The software giant said the acquisition was crucial to its success to win consumers over to its brand of mobile internet. It did not disclose how much it had agreed to pay for privately held Danger.
Danger was co-founded by Andy Rubin, who is now running Google's mobile phone project, Android. Google has assembled a community of carriers, cellphone makers, software developers and chipmakers to develop a mobile software platform.
Google hopes hundreds or even thousands of different handset models will eventually be produced based on the Android platform, which is being built with open-source software, meaning it will be able to be freely accessed and adapted.
At the Mobile World Congress wireless fair, several members of Google's so-called Open Handset Alliance demonstrated prototypes of the Android platform in action, prominently featuring Google search, maps and mail.
Chipmakers Texas Instruments and NEC had working models, some based on designs by ARM Holdings, which is not a member of the alliance but also demonstrated a prototype on its stand.
The handsets, which Google and its partners stressed bore little resemblance to any phones that might appear in shops later this year, looked unremarkable but did have smooth web functions - Google's primary stated aim.
Rich Miner, Google's mobile platforms manager, said in an interview he expected "one, two or three" Android-based phones to be on sale commercially this year.
He said the 34-member Open Handset Alliance - which includes German carrier T-Mobile, Taiwanese smartphone maker HTC and online marketplace eBay, may become redundant as a fixed group in the long run.
"We're still trying to decide whether we will manage this, as open source," he said.
Microsoft seizes initiative
As the buzz around Google subsided with the understanding that no challenger to Apple's iPhone was about to be unveiled, attention turned to Microsoft's surprise acquisition, announced at the Barcelona trade fair in the afternoon.
UK-based research firm CCS Insight called it "a sign Microsoft is stepping up efforts on mobile software to close the gap with Nokia, Apple and others".
"Everybody's zoning in on the mobile platform as a way to extend their lives or monetize their future," said CCS analyst Shaun Collins.
Danger's T-Mobile Sidekick, also known as the hiptop, is widely considered to be one of the best-designed mobile phones there is for web applications.
Microsoft, especially in the context of its $40 billion-plus bid for Google rival Yahoo, now looks an increasingly serious contender to become the face of the mobile web, shaking off its stuffy corporate image.

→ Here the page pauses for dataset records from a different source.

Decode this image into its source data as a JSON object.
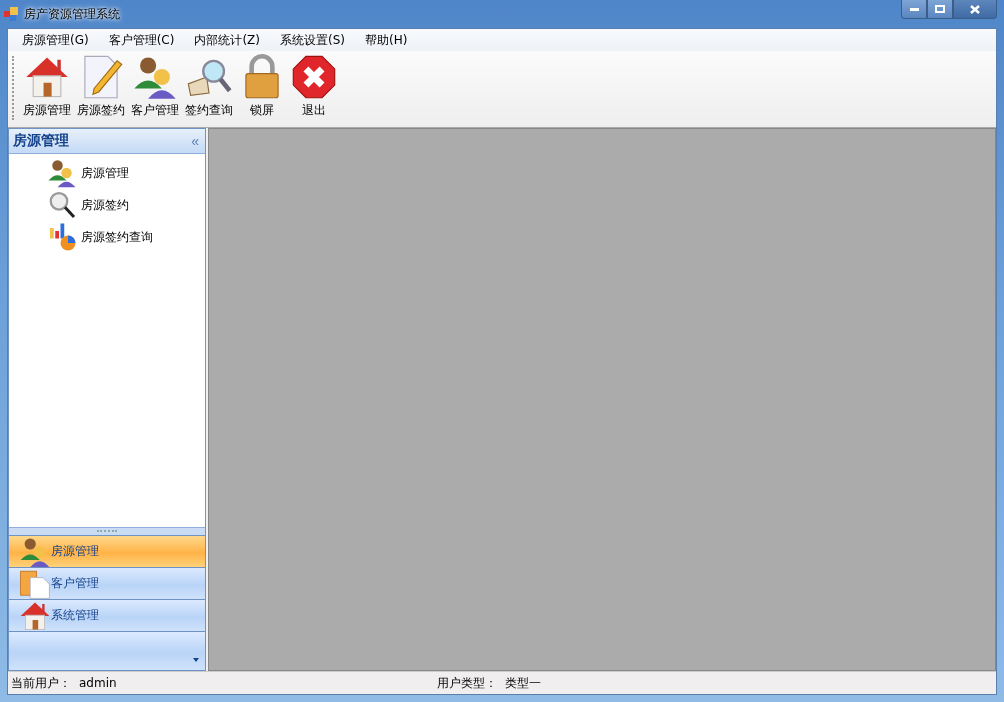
{
  "window": {
    "title": "房产资源管理系统"
  },
  "menu": [
    {
      "label": "房源管理(G)"
    },
    {
      "label": "客户管理(C)"
    },
    {
      "label": "内部统计(Z)"
    },
    {
      "label": "系统设置(S)"
    },
    {
      "label": "帮助(H)"
    }
  ],
  "toolbar": [
    {
      "label": "房源管理",
      "kind": "house"
    },
    {
      "label": "房源签约",
      "kind": "document"
    },
    {
      "label": "客户管理",
      "kind": "people"
    },
    {
      "label": "签约查询",
      "kind": "booksearch"
    },
    {
      "label": "锁屏",
      "kind": "lock"
    },
    {
      "label": "退出",
      "kind": "exit"
    }
  ],
  "sidebar": {
    "title": "房源管理",
    "collapse": "«",
    "items": [
      {
        "label": "房源管理",
        "kind": "people"
      },
      {
        "label": "房源签约",
        "kind": "magnifier"
      },
      {
        "label": "房源签约查询",
        "kind": "chart"
      }
    ],
    "nav": [
      {
        "label": "房源管理",
        "kind": "people",
        "selected": true
      },
      {
        "label": "客户管理",
        "kind": "clipboard",
        "selected": false
      },
      {
        "label": "系统管理",
        "kind": "house",
        "selected": false
      }
    ]
  },
  "status_bar": {
    "user_label": "当前用户：",
    "user": "admin",
    "type_label": "用户类型：",
    "type": "类型一"
  }
}
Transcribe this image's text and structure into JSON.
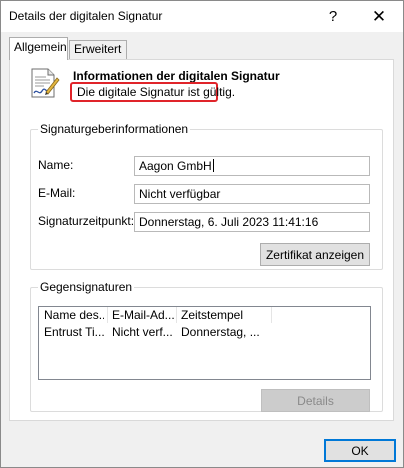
{
  "window": {
    "title": "Details der digitalen Signatur",
    "help_glyph": "?",
    "close_glyph": "✕"
  },
  "tabs": [
    {
      "label": "Allgemein",
      "active": true
    },
    {
      "label": "Erweitert",
      "active": false
    }
  ],
  "general": {
    "heading": "Informationen der digitalen Signatur",
    "status": "Die digitale Signatur ist gültig.",
    "status_highlight_color": "#e0242a"
  },
  "signer": {
    "legend": "Signaturgeberinformationen",
    "name_label": "Name:",
    "name_value": "Aagon GmbH",
    "email_label": "E-Mail:",
    "email_value": "Nicht verfügbar",
    "time_label": "Signaturzeitpunkt:",
    "time_value": "Donnerstag, 6. Juli 2023 11:41:16",
    "view_cert_button": "Zertifikat anzeigen"
  },
  "countersignatures": {
    "legend": "Gegensignaturen",
    "columns": [
      "Name des...",
      "E-Mail-Ad...",
      "Zeitstempel"
    ],
    "rows": [
      [
        "Entrust Ti...",
        "Nicht verf...",
        "Donnerstag, ..."
      ]
    ],
    "details_button": "Details"
  },
  "footer": {
    "ok_button": "OK"
  }
}
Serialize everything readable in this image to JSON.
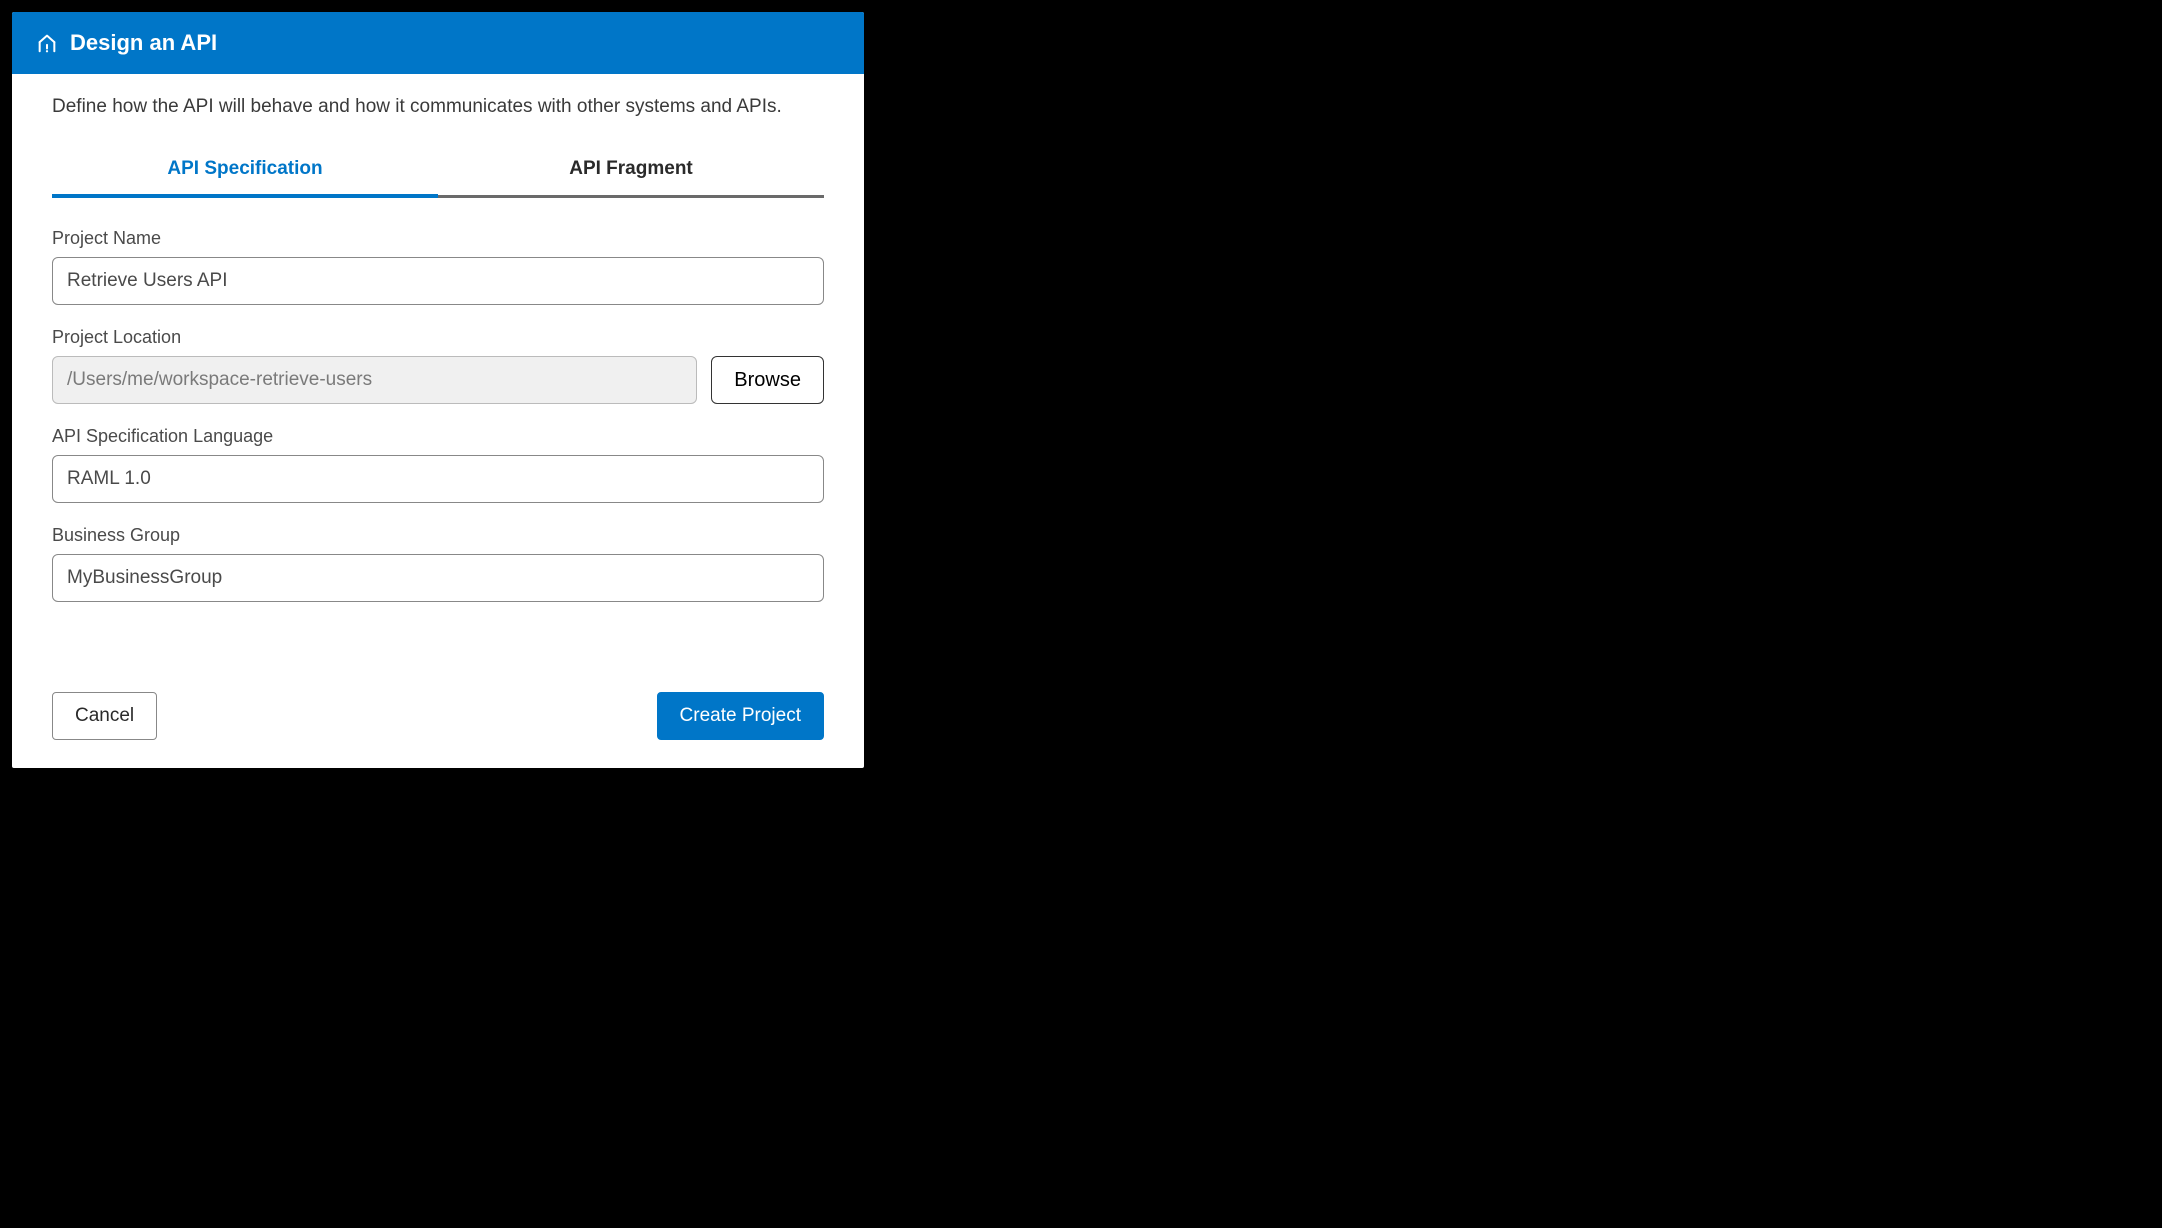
{
  "header": {
    "title": "Design an API"
  },
  "description": "Define how the API will behave and how it communicates with other systems and APIs.",
  "tabs": {
    "spec": "API Specification",
    "fragment": "API Fragment"
  },
  "form": {
    "project_name": {
      "label": "Project Name",
      "value": "Retrieve Users API"
    },
    "project_location": {
      "label": "Project Location",
      "value": "/Users/me/workspace-retrieve-users",
      "browse_label": "Browse"
    },
    "api_spec_language": {
      "label": "API Specification Language",
      "value": "RAML 1.0"
    },
    "business_group": {
      "label": "Business Group",
      "value": "MyBusinessGroup"
    }
  },
  "footer": {
    "cancel": "Cancel",
    "create": "Create Project"
  },
  "colors": {
    "primary": "#0076c8"
  }
}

"With all the excitement about what's going on in the company right now, this is critical to our future and decisive for our future," said Robbie Bach, Microsoft's president of entertainment and devices.
"It completes the picture for us in terms of making the transition from just being on the business side of things to being on the consumer side of things," he told a news conference at the wireless fair.
Sony Ericsson, known for its stylish Walkman music phones and Cybershot camera phones, said on Sunday it would start producing a line of phones based on Microsoft's Windows Mobile operating system later this year.